他还对我们说:所以今天讲到修身,诸位新青年,便应该学外国人的新文化。(《三民主义》六)可是他一会儿又回过去颂扬固有的旧道德了。本来有保守性的读者只记得中山先生颂扬旧道德的话,却不曾细想他所颂扬的旧道德都只是几个人类共有的理想,并不是我们这个民族实行最力的道德。例如他说的“忠孝仁爱信义和平”,那一件不是东西哲人共同提倡的理想?除了割股治病,卧冰求鲤一类不近人情的行动之外,那一件不是世界文明人类公有的理想?孙中山先生也曾说过:

照这样实行一方面讲起来,仁爱的好道德,中国人现在似乎远不如外国……但是仁爱还是中国的旧道德。我们要学外国,只要学他们那样实行,把仁爱恢复起来,再去发扬光大,便是中国固有的精神。(同上书)

在这短短一段话里,我们可以看出中山先生未尝不明白在仁爱的“实行”上,我们实在远不如人。所谓“仁爱还是中国的旧道德”者,只是那个道德的名称罢了。中山先生很明白的教人:修身应该学外国人的新文化,仁爱也“要学外国”。但这些话中的话都是一般人不注意的。

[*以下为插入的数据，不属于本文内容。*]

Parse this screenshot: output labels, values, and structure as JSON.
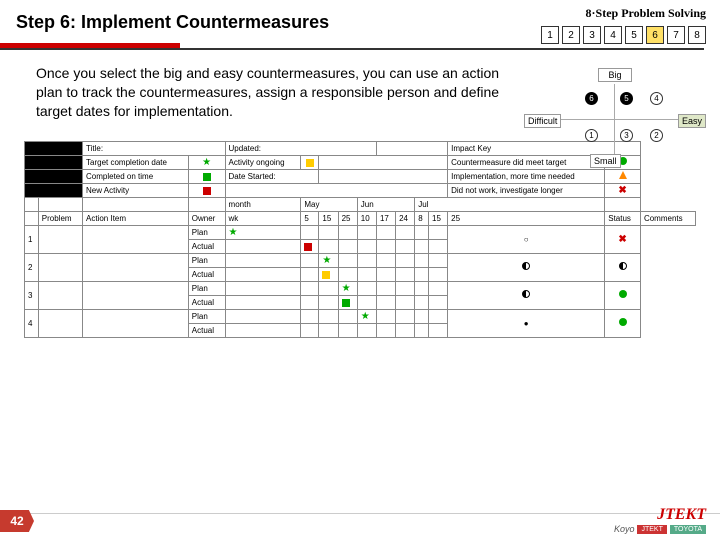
{
  "header": {
    "title": "Step 6: Implement Countermeasures",
    "logo": "8·Step Problem Solving"
  },
  "steps": [
    "1",
    "2",
    "3",
    "4",
    "5",
    "6",
    "7",
    "8"
  ],
  "active_step": 6,
  "body": "Once you select the big and easy countermeasures, you can use an action plan to track the countermeasures, assign a responsible person and define target dates for implementation.",
  "quad": {
    "top": "Big",
    "left": "Difficult",
    "right": "Easy",
    "bottom": "Small",
    "c": [
      "6",
      "5",
      "4",
      "1",
      "3",
      "2"
    ]
  },
  "plan": {
    "title": "Title:",
    "updated": "Updated:",
    "impact_key": "Impact Key",
    "legend": {
      "tcd": "Target completion date",
      "cot": "Completed on time",
      "nla": "New Activity",
      "ao": "Activity ongoing",
      "ds": "Date Started:"
    },
    "impact": {
      "i1": "Countermeasure did meet target",
      "i2": "Implementation, more time needed",
      "i3": "Did not work, investigate longer"
    },
    "months": [
      "month",
      "May",
      "Jun",
      "Jul"
    ],
    "cols": [
      "Problem",
      "Action Item",
      "Owner"
    ],
    "status": "Status",
    "comments": "Comments",
    "rows": [
      "1",
      "2",
      "3",
      "4"
    ],
    "pa": {
      "plan": "Plan",
      "actual": "Actual"
    }
  },
  "footer": {
    "page": "42",
    "brand": "JTEKT",
    "sub": "Koyo",
    "tag1": "JTEKT",
    "tag2": "TOYOTA"
  }
}
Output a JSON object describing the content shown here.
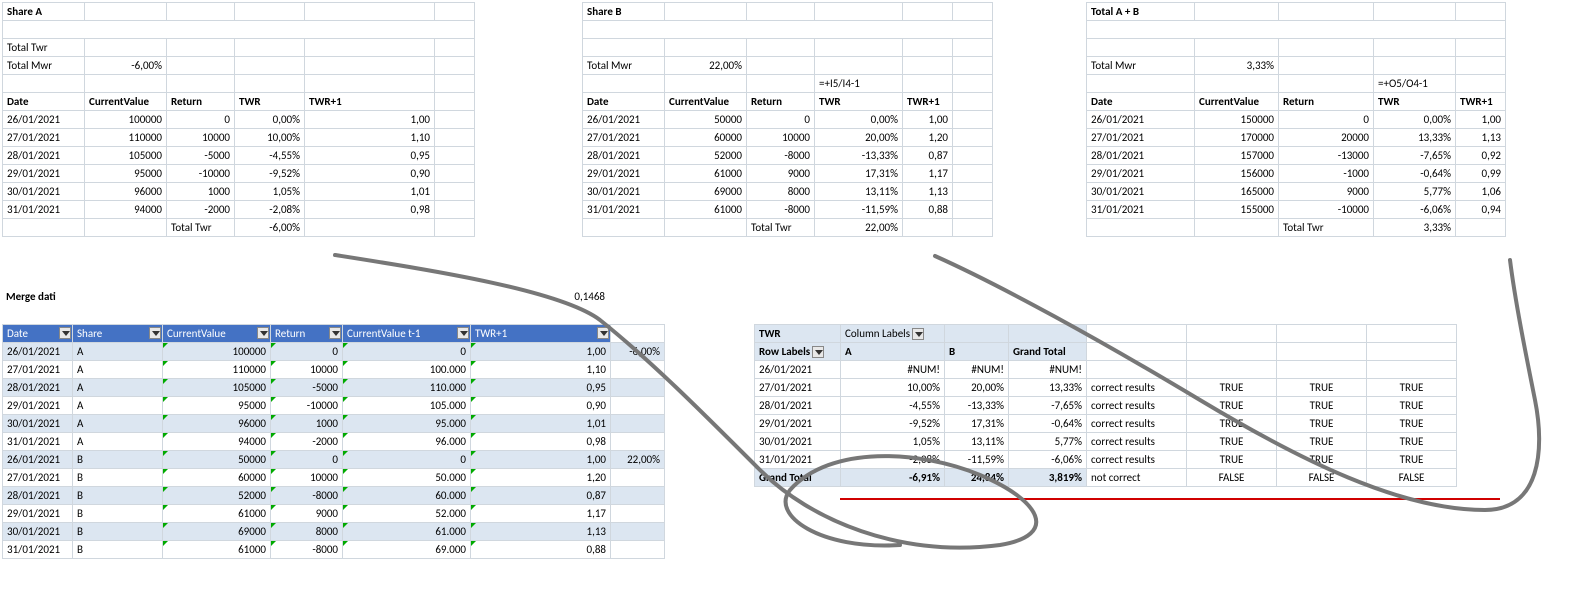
{
  "share_a": {
    "title": "Share A",
    "total_twr_label": "Total Twr",
    "total_mwr_label": "Total Mwr",
    "total_mwr": "-6,00%",
    "headers": [
      "Date",
      "CurrentValue",
      "Return",
      "TWR",
      "TWR+1"
    ],
    "rows": [
      [
        "26/01/2021",
        "100000",
        "0",
        "0,00%",
        "1,00"
      ],
      [
        "27/01/2021",
        "110000",
        "10000",
        "10,00%",
        "1,10"
      ],
      [
        "28/01/2021",
        "105000",
        "-5000",
        "-4,55%",
        "0,95"
      ],
      [
        "29/01/2021",
        "95000",
        "-10000",
        "-9,52%",
        "0,90"
      ],
      [
        "30/01/2021",
        "96000",
        "1000",
        "1,05%",
        "1,01"
      ],
      [
        "31/01/2021",
        "94000",
        "-2000",
        "-2,08%",
        "0,98"
      ]
    ],
    "total_twr_footer": "Total Twr",
    "total_twr_value": "-6,00%"
  },
  "share_b": {
    "title": "Share B",
    "total_mwr_label": "Total Mwr",
    "total_mwr": "22,00%",
    "formula_hint": "=+I5/I4-1",
    "headers": [
      "Date",
      "CurrentValue",
      "Return",
      "TWR",
      "TWR+1"
    ],
    "rows": [
      [
        "26/01/2021",
        "50000",
        "0",
        "0,00%",
        "1,00"
      ],
      [
        "27/01/2021",
        "60000",
        "10000",
        "20,00%",
        "1,20"
      ],
      [
        "28/01/2021",
        "52000",
        "-8000",
        "-13,33%",
        "0,87"
      ],
      [
        "29/01/2021",
        "61000",
        "9000",
        "17,31%",
        "1,17"
      ],
      [
        "30/01/2021",
        "69000",
        "8000",
        "13,11%",
        "1,13"
      ],
      [
        "31/01/2021",
        "61000",
        "-8000",
        "-11,59%",
        "0,88"
      ]
    ],
    "total_twr_footer": "Total Twr",
    "total_twr_value": "22,00%"
  },
  "total_ab": {
    "title": "Total A + B",
    "total_mwr_label": "Total Mwr",
    "total_mwr": "3,33%",
    "formula_hint": "=+O5/O4-1",
    "headers": [
      "Date",
      "CurrentValue",
      "Return",
      "TWR",
      "TWR+1"
    ],
    "rows": [
      [
        "26/01/2021",
        "150000",
        "0",
        "0,00%",
        "1,00"
      ],
      [
        "27/01/2021",
        "170000",
        "20000",
        "13,33%",
        "1,13"
      ],
      [
        "28/01/2021",
        "157000",
        "-13000",
        "-7,65%",
        "0,92"
      ],
      [
        "29/01/2021",
        "156000",
        "-1000",
        "-0,64%",
        "0,99"
      ],
      [
        "30/01/2021",
        "165000",
        "9000",
        "5,77%",
        "1,06"
      ],
      [
        "31/01/2021",
        "155000",
        "-10000",
        "-6,06%",
        "0,94"
      ]
    ],
    "total_twr_footer": "Total Twr",
    "total_twr_value": "3,33%"
  },
  "merge": {
    "title": "Merge dati",
    "side_value": "0,1468",
    "headers": [
      "Date",
      "Share",
      "CurrentValue",
      "Return",
      "CurrentValue t-1",
      "TWR+1"
    ],
    "side_col": [
      "-6,00%",
      "",
      "",
      "",
      "",
      "",
      "22,00%",
      "",
      "",
      "",
      "",
      ""
    ],
    "rows": [
      [
        "26/01/2021",
        "A",
        "100000",
        "0",
        "0",
        "1,00"
      ],
      [
        "27/01/2021",
        "A",
        "110000",
        "10000",
        "100.000",
        "1,10"
      ],
      [
        "28/01/2021",
        "A",
        "105000",
        "-5000",
        "110.000",
        "0,95"
      ],
      [
        "29/01/2021",
        "A",
        "95000",
        "-10000",
        "105.000",
        "0,90"
      ],
      [
        "30/01/2021",
        "A",
        "96000",
        "1000",
        "95.000",
        "1,01"
      ],
      [
        "31/01/2021",
        "A",
        "94000",
        "-2000",
        "96.000",
        "0,98"
      ],
      [
        "26/01/2021",
        "B",
        "50000",
        "0",
        "0",
        "1,00"
      ],
      [
        "27/01/2021",
        "B",
        "60000",
        "10000",
        "50.000",
        "1,20"
      ],
      [
        "28/01/2021",
        "B",
        "52000",
        "-8000",
        "60.000",
        "0,87"
      ],
      [
        "29/01/2021",
        "B",
        "61000",
        "9000",
        "52.000",
        "1,17"
      ],
      [
        "30/01/2021",
        "B",
        "69000",
        "8000",
        "61.000",
        "1,13"
      ],
      [
        "31/01/2021",
        "B",
        "61000",
        "-8000",
        "69.000",
        "0,88"
      ]
    ]
  },
  "pivot": {
    "twr_label": "TWR",
    "col_labels": "Column Labels",
    "row_labels": "Row Labels",
    "cols": [
      "A",
      "B",
      "Grand Total"
    ],
    "rows": [
      [
        "26/01/2021",
        "#NUM!",
        "#NUM!",
        "#NUM!",
        "",
        "",
        "",
        ""
      ],
      [
        "27/01/2021",
        "10,00%",
        "20,00%",
        "13,33%",
        "correct results",
        "TRUE",
        "TRUE",
        "TRUE"
      ],
      [
        "28/01/2021",
        "-4,55%",
        "-13,33%",
        "-7,65%",
        "correct results",
        "TRUE",
        "TRUE",
        "TRUE"
      ],
      [
        "29/01/2021",
        "-9,52%",
        "17,31%",
        "-0,64%",
        "correct results",
        "TRUE",
        "TRUE",
        "TRUE"
      ],
      [
        "30/01/2021",
        "1,05%",
        "13,11%",
        "5,77%",
        "correct results",
        "TRUE",
        "TRUE",
        "TRUE"
      ],
      [
        "31/01/2021",
        "-2,08%",
        "-11,59%",
        "-6,06%",
        "correct results",
        "TRUE",
        "TRUE",
        "TRUE"
      ]
    ],
    "grand_total_label": "Grand Total",
    "grand_total": [
      "-6,91%",
      "24,84%",
      "3,819%",
      "not correct",
      "FALSE",
      "FALSE",
      "FALSE"
    ]
  }
}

在这些方面,吴稚晖先生比孙中山先生彻底多了。吴先生在他的《一个新信仰的宇宙观及人生观》里,很大胆的说中国民族的“总和道德是低浅的”同时他又指出西洋民族:

什么仁义道德,孝弟忠信,吃饭睡觉,无一不较上三族(亚刺伯,印度,中国)的人较有作法,较有热心……讲他们的总和道德叫做高明。

这是很公允的评判。忠孝信义仁爱和平,都是有文化的民族共有的理想;在文字理论上,犹太人,印度人,亚剌伯人,希腊人,以至近世各文明民族,都讲得头头是道。所不同者,全在吴先生说的“有作法,有热心”两点。若没有切实的办法,没有真挚的热心,虽然有整千万册的理学书,终无救于道德的低浅。宋、明的理学圣贤,谈性谈心,谈居敬,谈致良知,终因为没有作法,只能走上“终日端坐,如泥塑人”的死路上去。

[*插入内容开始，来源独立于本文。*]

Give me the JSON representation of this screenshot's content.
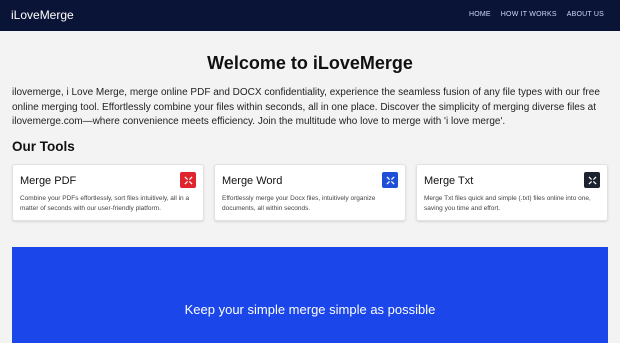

我所以要特别提出子固先生的论点,只因为他的悲愤是可敬的,而他的解决方案还是无补于他的悲愤。他的方案,一面学科学,一面恢复我们固有的文化,还只是张之洞一辈人说的“中学为体,西学为用”的方案。老实说,这条路是走不通的。如果过去的文化是值得恢复的,我们今天不至糟到这步田地了。况且没有那科学工业的现代文化基础,是无法发扬什么文化的“伟大精神”的。忠孝仁爱信义和平是永远存在书本子里的;但是因为我们的祖宗只会把这些好听的名词都写作八股文章,画作太极图,编作理学语录,所以那些好听的名词都不能变成有作法有热心的事实。西洋人跳出了经院时代之后,努力做征服自然的事业,征服了海洋,征服了大地,征服了空气电气,征服了不少的原质,征服了不少的微生物,——这都不是什么“保存国粹”“发扬固有文化”的口号所能包括的工作,然而科学与工业发达的自然结果是提高了人民的生活,提高了人类的幸福,提高了各个参加国家的文化。结果就是吴稚晖先生说的“总和道德叫做高明”。

世间讲“仁爱”的书,莫过于《华严经》的《净行品》,那一篇妙文教人时时刻刻不可忘了人类的痛苦与缺陷,甚至于大便小便时都要发愿不忘众生:

左右便利,当愿众生,蠲除污秽,无淫怒痴。巳而就水,当愿众生,向无上道,得出世法。以水涤秽,当愿众生,具足净忍,毕竟无垢。以水盥掌,当愿众生,得上妙手,受持佛法……但是一个和尚的弘愿,究竟能做到多少实际的“仁爱”?回头看看那一心想征服自然的科学救世者,他们发现了一种病菌,制成了一种血清,可以激活无量数的人类,其为“仁爱”岂不是千万倍的伟大?以上的讨论,好像全不曾顾到“民族的信心”的一个原来问题。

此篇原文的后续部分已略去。